Carpenter's chimaera
- Conservation status: Least Concern (IUCN 3.1)

Scientific classification
- Kingdom: Animalia
- Phylum: Chordata
- Class: Chondrichthyes
- Subclass: Holocephali
- Order: Chimaeriformes
- Family: Chimaeridae
- Genus: Chimaera
- Species: C. lignaria
- Binomial name: Chimaera lignaria Didier, 2002

= Carpenter's chimaera =

- Genus: Chimaera
- Species: lignaria
- Authority: Didier, 2002
- Conservation status: LC

Species of fish

The carpenter's chimaera (Chimaera lignaria), also known as the giant chimaera or the giant purple chimaera, is a species of fish in the family Chimaeridae.

== Description ==
The carpenter's chimaera grows to 128 cm in length; the largest specimen recorded, a male, had a total length of 142 cm, although some specimens may grow up to roughly 150 cm. It has been described as a "distinctly large and robust chimaera" and is purple in color, with a very large head. The claspers of males are colored purple at their intersection with the species' body while their tips are white. 1/3 of the area at the end of claspers is divided.

== Biology and habitat ==
The carpenter's chimaera exhibits oviparity, with egg shells containing "horns" on them. Males mature at a body length (BDL) of roughly 60 cm, while females mature at 70 cm BDL, generally equaling a total length of roughly 100 cm. Little is known about the species' biology.

The chimaera is a marine species, typically found on slanted and flat areas of deep oceans at the continental slope, sometimes extending into the bathyal zone. It has a broad depth range, occurring in waters 400 m – 1800 m in depth, typically in the deeper part of this range.

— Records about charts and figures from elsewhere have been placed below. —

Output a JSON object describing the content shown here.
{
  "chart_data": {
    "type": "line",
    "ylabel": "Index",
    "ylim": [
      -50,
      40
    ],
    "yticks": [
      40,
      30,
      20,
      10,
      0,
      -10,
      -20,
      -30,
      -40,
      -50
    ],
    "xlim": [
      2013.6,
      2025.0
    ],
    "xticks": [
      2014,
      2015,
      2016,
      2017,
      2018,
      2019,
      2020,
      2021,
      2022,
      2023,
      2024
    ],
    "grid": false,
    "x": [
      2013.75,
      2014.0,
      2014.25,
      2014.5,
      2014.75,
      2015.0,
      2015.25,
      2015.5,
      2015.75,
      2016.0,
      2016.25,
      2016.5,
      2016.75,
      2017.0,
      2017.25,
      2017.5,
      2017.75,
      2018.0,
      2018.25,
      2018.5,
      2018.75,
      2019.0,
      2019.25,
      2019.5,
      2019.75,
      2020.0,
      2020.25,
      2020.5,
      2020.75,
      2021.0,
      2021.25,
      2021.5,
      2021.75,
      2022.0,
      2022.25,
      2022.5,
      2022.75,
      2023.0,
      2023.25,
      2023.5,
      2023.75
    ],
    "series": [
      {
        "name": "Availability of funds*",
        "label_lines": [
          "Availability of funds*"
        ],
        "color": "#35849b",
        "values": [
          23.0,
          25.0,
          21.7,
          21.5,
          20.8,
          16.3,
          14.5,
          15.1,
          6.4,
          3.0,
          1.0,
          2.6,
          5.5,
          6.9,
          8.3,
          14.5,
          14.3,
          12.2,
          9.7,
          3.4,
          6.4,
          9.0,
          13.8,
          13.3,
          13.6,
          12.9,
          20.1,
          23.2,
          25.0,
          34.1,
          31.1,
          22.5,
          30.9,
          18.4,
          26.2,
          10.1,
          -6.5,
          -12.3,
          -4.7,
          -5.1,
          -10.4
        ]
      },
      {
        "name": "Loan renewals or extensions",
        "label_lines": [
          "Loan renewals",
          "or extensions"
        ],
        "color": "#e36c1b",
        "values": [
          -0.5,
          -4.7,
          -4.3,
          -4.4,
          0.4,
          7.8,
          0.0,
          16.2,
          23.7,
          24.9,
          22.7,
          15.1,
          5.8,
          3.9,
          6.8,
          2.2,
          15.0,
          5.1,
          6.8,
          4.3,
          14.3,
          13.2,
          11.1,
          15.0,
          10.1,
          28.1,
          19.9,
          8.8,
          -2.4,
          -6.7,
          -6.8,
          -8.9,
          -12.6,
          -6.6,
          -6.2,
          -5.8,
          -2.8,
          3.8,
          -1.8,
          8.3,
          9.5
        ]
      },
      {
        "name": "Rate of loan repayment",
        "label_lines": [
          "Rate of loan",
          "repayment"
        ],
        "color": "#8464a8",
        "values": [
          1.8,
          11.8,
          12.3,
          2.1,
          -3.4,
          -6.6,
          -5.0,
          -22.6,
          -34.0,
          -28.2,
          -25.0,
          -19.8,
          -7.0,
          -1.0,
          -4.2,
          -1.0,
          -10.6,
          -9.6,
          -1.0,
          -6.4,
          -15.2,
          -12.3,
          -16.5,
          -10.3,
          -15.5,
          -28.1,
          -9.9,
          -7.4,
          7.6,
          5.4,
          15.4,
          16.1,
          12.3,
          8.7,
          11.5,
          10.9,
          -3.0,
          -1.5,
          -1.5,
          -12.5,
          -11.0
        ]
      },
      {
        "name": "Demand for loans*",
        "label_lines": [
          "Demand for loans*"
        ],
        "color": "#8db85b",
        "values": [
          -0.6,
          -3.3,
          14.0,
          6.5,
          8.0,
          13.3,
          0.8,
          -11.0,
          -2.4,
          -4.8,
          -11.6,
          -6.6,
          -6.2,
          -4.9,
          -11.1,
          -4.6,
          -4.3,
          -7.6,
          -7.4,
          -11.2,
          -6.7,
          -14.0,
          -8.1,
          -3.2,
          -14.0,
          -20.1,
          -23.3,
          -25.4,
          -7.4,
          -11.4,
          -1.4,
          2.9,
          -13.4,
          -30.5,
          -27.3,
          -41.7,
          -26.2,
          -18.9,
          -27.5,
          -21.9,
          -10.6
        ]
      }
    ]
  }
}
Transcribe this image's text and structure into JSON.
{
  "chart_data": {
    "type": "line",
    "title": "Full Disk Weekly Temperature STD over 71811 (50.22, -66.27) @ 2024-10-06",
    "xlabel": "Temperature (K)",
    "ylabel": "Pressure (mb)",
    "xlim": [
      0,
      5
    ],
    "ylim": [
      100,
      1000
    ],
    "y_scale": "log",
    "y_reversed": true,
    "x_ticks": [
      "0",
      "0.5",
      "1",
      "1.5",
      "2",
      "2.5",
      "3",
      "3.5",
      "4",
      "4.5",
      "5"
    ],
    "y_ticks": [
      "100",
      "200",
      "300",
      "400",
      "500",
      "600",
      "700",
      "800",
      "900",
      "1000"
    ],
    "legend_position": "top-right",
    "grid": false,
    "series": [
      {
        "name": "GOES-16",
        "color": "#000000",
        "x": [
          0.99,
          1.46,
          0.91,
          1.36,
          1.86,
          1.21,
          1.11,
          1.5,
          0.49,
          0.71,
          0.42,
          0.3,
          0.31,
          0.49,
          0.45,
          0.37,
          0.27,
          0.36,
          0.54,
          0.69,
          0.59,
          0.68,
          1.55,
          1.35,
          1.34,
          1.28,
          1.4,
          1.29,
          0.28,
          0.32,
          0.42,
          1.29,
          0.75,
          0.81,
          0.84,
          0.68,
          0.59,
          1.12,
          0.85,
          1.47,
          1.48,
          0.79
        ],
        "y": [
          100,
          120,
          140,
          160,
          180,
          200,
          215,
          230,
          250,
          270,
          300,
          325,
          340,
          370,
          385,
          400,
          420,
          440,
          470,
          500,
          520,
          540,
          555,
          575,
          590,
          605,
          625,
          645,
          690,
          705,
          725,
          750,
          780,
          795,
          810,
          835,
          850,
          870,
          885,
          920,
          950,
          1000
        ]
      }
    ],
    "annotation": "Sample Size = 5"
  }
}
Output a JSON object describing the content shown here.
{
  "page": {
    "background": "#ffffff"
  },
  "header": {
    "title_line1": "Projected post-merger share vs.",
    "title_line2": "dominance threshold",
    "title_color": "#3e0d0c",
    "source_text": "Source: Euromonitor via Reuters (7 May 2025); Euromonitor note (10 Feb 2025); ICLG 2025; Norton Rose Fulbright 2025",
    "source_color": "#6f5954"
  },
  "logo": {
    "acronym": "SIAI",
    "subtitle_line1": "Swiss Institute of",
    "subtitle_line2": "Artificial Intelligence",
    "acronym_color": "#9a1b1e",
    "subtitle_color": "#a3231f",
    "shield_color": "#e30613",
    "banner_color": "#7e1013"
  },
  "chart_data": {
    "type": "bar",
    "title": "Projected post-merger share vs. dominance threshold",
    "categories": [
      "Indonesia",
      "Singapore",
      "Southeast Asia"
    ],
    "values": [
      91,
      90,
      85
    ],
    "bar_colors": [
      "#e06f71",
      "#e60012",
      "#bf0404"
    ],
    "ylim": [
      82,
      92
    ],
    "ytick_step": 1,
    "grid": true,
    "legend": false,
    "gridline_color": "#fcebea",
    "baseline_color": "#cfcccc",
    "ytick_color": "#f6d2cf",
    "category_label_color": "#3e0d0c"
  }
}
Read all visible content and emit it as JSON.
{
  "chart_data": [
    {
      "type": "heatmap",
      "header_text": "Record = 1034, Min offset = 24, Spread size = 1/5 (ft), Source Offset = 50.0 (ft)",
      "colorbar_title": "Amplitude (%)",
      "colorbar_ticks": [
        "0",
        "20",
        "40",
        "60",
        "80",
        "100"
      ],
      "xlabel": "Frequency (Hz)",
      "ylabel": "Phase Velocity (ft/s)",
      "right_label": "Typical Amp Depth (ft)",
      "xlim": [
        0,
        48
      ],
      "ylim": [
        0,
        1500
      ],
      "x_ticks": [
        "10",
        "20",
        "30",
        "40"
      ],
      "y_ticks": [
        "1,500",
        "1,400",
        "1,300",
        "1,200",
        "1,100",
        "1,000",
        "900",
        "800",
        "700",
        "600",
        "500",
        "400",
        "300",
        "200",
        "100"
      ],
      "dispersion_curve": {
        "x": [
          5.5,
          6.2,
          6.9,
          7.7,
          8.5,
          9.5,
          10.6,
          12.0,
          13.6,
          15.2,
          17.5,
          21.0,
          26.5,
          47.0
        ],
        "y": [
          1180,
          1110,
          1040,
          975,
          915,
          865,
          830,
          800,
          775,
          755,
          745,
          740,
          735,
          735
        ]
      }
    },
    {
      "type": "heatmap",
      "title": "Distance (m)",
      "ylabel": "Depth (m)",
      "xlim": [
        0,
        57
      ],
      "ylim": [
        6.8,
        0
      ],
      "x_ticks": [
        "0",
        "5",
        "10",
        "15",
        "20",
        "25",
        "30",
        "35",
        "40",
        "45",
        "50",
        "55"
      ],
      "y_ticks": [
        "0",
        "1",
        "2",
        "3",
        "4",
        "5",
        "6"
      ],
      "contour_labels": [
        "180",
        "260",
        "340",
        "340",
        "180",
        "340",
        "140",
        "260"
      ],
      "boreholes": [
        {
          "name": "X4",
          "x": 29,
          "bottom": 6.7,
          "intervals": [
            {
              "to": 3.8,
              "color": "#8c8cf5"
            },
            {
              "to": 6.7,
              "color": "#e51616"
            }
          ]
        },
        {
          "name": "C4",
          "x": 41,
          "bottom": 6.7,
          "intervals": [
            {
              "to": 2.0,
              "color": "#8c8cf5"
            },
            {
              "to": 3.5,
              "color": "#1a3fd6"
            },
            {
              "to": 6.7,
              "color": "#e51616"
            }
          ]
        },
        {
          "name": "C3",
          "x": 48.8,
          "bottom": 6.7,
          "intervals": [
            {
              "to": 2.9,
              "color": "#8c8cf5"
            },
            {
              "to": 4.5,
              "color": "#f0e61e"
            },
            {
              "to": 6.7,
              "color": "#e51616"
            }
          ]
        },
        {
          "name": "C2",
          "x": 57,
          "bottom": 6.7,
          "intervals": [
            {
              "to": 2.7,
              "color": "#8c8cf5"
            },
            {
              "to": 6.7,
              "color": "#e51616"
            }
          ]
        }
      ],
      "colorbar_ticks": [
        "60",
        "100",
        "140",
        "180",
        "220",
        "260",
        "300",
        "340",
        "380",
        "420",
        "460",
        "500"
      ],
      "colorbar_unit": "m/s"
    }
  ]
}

It is a benthic fish, meaning that it is denser than water and lives at the bottom of the sea floor.

== Distribution and conservation ==
The carpenter's chimaera is found in the southwest Pacific Ocean and the eastern Indian Ocean, particularly in Tasmania, Australia and New Zealand. Its exact population is unknown; however, a large number of specimens have been found in deep waters from fishing and scientific research. Due to this, it is thought that the species is common in the parts of oceans it lives in.

The species is threatened by trawls, which, when searching for other species that live in deep waters in the same area as the carpenter's chimaera, will sometimes catch this species incidentally. Aside from this, there are no major threats; the species is not targeted for commercial purposes. Studies have shown that the amount of the species caught as a bycatch by trawls in New Zealand has increased from 1990 – 2011; however, in Australia, it is currently caught infrequently, partially due to the Australian South Tasman Rise Trawl Fishery's shutting down in 2007. It also has some protection against fisheries due to the depths of the waters it lives in. No conservation actions are taking place for the species currently, although part of its range extends into protected areas. In June 2018 the New Zealand Department of Conservation classified the carpenter's chimaera as "Not Threatened" under the New Zealand Threat Classification System. The International Union for Conservation of Nature lists it as Least Concern, as of 18 February 2015.